Researchers have always puzzled as to how immune cells manage to sort through vast numbers of similar-looking proteins within the body to detect foreign invaders and fight infections.
"For immune cells, singling out foreign proteins is like looking for a needle in a haystack - where the needle may look very much like a straw, and where some straws may also look very much like a needle," notes McGill University physics professor Paul François.
Understanding how immune cells tackle this formidable challenge is important, because it could provide crucial insights into the understanding of immune diseases, from AIDS to auto-immune disorders.
In a study published May 21 in the journal Physical Review Lettters
, François and McGill graduate student Jean-Benoît Lalanne used computational tools to examine what kind of solutions immune systems may use to detect small concentrations of foreign antigens (characteristic of potentially harmful infections) in a sea of "self-antigens" normally present at the surface of cells.
The researchers' computer simulations yielded a surprisingly simple solution related to the well-known phenomenon of biochemical adaptation - a general biochemical mechanism that enable organisms to cope with varying environmental conditions.
To find solutions, the computer uses an algorithm inspired by Darwinian evolution. This algorithm, designed previously within the François research group, randomly generates mathematical models of biochemical networks. It then scores them by comparing properties of these networks to predefined properties of the immune system. Networks with best scores are duplicated in the next generation and mutated, and the process is iterated over many simulated "generations" until networks reach a perfect score.

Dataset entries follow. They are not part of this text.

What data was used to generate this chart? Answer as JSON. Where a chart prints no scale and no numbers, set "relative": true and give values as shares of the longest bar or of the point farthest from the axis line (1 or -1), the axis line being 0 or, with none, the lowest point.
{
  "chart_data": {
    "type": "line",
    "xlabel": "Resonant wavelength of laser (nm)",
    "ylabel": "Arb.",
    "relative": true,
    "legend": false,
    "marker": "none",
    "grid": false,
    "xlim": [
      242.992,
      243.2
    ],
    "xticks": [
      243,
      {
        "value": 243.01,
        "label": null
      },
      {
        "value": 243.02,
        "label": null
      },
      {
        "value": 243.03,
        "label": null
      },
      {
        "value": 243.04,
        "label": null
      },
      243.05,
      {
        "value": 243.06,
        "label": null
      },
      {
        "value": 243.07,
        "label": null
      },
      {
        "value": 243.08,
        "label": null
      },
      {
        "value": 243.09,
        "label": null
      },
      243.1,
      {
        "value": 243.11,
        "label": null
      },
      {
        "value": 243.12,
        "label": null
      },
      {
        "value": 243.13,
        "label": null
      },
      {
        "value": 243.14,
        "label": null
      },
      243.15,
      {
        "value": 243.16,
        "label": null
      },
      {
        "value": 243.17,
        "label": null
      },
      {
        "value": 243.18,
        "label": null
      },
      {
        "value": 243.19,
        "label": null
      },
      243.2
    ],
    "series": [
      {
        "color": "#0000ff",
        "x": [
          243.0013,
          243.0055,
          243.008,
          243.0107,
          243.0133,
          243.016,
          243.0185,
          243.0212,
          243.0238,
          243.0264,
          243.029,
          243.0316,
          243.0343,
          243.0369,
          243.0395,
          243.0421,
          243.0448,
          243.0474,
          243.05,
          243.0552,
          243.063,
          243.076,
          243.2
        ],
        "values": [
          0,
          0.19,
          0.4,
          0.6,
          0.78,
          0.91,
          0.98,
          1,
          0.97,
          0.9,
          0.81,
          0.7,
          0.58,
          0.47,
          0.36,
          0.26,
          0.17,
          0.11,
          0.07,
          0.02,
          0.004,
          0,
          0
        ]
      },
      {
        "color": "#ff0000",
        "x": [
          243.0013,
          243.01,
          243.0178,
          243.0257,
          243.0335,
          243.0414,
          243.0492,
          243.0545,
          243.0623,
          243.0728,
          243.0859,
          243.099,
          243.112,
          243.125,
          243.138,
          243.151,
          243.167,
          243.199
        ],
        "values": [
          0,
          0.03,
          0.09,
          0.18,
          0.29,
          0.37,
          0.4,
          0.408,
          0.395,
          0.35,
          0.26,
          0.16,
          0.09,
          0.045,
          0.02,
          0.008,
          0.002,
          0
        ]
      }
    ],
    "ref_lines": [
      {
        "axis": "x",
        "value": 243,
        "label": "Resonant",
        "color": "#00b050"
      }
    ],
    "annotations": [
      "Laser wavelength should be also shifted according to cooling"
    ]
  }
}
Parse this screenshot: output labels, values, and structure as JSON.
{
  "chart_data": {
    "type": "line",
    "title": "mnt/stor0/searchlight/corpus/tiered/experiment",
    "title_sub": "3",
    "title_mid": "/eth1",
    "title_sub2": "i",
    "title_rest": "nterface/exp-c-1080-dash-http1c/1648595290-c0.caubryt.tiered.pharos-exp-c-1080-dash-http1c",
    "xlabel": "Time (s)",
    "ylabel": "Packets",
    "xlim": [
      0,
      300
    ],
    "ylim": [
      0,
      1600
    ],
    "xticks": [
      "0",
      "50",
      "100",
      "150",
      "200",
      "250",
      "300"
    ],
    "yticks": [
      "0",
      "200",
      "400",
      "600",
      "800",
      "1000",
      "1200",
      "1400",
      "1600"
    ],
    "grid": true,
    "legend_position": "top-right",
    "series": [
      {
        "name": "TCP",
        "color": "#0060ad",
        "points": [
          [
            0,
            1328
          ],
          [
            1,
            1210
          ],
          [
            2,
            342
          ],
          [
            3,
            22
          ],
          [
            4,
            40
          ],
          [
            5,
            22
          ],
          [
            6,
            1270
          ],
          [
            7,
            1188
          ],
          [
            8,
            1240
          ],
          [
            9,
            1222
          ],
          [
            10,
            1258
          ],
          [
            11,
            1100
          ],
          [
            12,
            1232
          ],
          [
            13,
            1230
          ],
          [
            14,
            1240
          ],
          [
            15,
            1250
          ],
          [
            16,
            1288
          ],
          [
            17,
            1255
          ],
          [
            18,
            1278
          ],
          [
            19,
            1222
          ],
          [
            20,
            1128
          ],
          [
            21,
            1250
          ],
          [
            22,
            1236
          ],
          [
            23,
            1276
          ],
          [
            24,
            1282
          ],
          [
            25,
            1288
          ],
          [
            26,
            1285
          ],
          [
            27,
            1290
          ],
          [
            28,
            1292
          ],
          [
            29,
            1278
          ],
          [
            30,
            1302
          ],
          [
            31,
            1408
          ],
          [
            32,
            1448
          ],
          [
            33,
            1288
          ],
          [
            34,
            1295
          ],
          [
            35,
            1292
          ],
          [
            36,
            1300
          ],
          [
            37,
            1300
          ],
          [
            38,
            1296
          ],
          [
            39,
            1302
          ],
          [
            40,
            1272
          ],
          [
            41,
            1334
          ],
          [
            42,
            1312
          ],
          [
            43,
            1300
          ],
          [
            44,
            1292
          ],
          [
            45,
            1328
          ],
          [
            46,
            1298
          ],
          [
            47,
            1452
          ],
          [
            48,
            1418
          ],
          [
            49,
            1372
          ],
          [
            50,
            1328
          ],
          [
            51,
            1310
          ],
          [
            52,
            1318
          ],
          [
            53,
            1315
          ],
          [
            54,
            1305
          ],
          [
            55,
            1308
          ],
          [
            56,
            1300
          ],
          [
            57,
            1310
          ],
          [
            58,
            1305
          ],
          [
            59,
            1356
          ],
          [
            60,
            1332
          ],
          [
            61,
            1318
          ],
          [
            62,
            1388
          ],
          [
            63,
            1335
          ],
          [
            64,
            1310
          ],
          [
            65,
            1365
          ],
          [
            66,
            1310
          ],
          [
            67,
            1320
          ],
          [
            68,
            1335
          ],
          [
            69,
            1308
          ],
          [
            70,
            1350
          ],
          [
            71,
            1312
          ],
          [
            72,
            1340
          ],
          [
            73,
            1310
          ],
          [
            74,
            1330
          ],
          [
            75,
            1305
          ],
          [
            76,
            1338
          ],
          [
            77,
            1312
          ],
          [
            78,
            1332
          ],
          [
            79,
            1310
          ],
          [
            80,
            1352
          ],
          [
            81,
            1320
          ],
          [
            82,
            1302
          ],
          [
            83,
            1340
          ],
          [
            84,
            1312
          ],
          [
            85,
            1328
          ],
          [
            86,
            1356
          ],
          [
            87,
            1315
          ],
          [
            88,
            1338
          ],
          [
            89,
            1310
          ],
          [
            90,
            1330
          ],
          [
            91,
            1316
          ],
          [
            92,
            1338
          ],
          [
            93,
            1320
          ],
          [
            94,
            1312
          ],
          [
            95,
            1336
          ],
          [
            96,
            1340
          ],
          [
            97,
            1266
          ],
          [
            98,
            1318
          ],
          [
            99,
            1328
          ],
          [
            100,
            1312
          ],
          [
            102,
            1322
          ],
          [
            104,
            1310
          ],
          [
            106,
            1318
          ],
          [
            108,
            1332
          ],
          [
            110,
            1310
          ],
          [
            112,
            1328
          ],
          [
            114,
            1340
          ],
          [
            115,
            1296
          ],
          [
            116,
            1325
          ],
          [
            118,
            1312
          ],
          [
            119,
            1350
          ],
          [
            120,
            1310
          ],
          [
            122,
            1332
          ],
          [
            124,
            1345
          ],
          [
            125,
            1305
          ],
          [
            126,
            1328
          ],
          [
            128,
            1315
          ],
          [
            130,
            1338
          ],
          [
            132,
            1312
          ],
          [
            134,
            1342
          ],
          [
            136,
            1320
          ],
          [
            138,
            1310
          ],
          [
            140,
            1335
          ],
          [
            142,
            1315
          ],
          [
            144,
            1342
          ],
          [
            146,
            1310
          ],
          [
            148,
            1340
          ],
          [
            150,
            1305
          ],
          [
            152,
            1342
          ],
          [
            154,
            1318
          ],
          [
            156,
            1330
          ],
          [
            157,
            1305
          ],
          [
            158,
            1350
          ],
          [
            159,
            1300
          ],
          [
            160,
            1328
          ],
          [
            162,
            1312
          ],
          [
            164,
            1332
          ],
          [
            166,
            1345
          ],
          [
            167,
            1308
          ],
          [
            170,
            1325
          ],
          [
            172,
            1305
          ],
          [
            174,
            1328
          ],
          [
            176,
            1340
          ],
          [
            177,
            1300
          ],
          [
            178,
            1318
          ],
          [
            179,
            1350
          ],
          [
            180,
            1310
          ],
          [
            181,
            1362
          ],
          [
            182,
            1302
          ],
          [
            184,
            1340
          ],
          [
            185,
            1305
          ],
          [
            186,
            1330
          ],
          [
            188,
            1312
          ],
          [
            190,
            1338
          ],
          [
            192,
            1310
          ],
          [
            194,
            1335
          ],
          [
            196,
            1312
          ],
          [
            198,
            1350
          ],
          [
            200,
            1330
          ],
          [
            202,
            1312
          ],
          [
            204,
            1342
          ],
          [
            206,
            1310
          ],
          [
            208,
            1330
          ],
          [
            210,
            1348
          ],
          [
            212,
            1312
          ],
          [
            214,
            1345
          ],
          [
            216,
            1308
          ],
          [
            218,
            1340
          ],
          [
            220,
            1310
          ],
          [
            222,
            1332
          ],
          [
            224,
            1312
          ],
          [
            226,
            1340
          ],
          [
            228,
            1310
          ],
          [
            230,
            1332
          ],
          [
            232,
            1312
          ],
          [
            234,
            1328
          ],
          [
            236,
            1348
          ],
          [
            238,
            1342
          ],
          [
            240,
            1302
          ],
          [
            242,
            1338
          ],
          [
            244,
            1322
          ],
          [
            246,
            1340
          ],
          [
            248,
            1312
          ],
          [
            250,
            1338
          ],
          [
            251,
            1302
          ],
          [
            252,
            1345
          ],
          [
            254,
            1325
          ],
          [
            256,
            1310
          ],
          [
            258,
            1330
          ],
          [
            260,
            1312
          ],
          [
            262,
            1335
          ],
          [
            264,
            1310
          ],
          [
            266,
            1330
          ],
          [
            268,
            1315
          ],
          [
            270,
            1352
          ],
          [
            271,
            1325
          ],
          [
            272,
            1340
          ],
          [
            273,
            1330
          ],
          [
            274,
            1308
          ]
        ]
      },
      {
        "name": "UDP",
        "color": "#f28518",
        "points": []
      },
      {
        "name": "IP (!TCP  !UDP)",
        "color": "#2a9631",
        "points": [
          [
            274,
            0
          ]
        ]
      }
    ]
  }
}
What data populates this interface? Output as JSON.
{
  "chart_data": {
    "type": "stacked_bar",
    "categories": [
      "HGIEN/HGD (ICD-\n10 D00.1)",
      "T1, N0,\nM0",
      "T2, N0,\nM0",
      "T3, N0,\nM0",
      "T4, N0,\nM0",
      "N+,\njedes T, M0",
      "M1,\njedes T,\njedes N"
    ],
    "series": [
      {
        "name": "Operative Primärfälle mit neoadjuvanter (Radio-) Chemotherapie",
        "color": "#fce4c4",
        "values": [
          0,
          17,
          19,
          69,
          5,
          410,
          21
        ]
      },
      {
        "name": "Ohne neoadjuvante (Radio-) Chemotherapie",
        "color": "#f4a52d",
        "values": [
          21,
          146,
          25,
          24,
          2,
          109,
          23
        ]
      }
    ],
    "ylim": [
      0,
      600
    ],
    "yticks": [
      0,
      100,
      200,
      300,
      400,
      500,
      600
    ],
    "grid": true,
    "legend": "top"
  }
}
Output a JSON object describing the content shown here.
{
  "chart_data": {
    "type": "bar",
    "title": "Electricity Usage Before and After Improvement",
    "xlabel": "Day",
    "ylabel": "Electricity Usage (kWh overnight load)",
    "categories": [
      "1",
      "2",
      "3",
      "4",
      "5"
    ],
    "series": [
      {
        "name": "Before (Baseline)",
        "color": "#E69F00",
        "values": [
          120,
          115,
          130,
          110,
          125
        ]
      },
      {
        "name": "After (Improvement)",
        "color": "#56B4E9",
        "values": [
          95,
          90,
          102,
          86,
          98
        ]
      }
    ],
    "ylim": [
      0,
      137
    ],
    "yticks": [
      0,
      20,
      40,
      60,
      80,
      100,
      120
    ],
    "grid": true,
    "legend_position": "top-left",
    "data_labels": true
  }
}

In this case, almost all solutions found were very similar, sharing a common core structure or motif.
"Our approach provides a simpler theoretical framework and understanding of what happens" as immune cells sort through the "haystack" to detect foreign antigens and trigger the immune response, François says. "Our model shares many similarities with real immune networks. Strikingly, the simplest evolved solution we found has both similar characteristics and some of the blind spots of real immune cells we studied in a previous collaborative study with the groups of Grégoire Altan-Bonnet (Memorial Sloane Kettering, New York), Eric Siggia (Rockefeller University, New York) and Massimo Vergassola (Pasteur Institute, Paris)."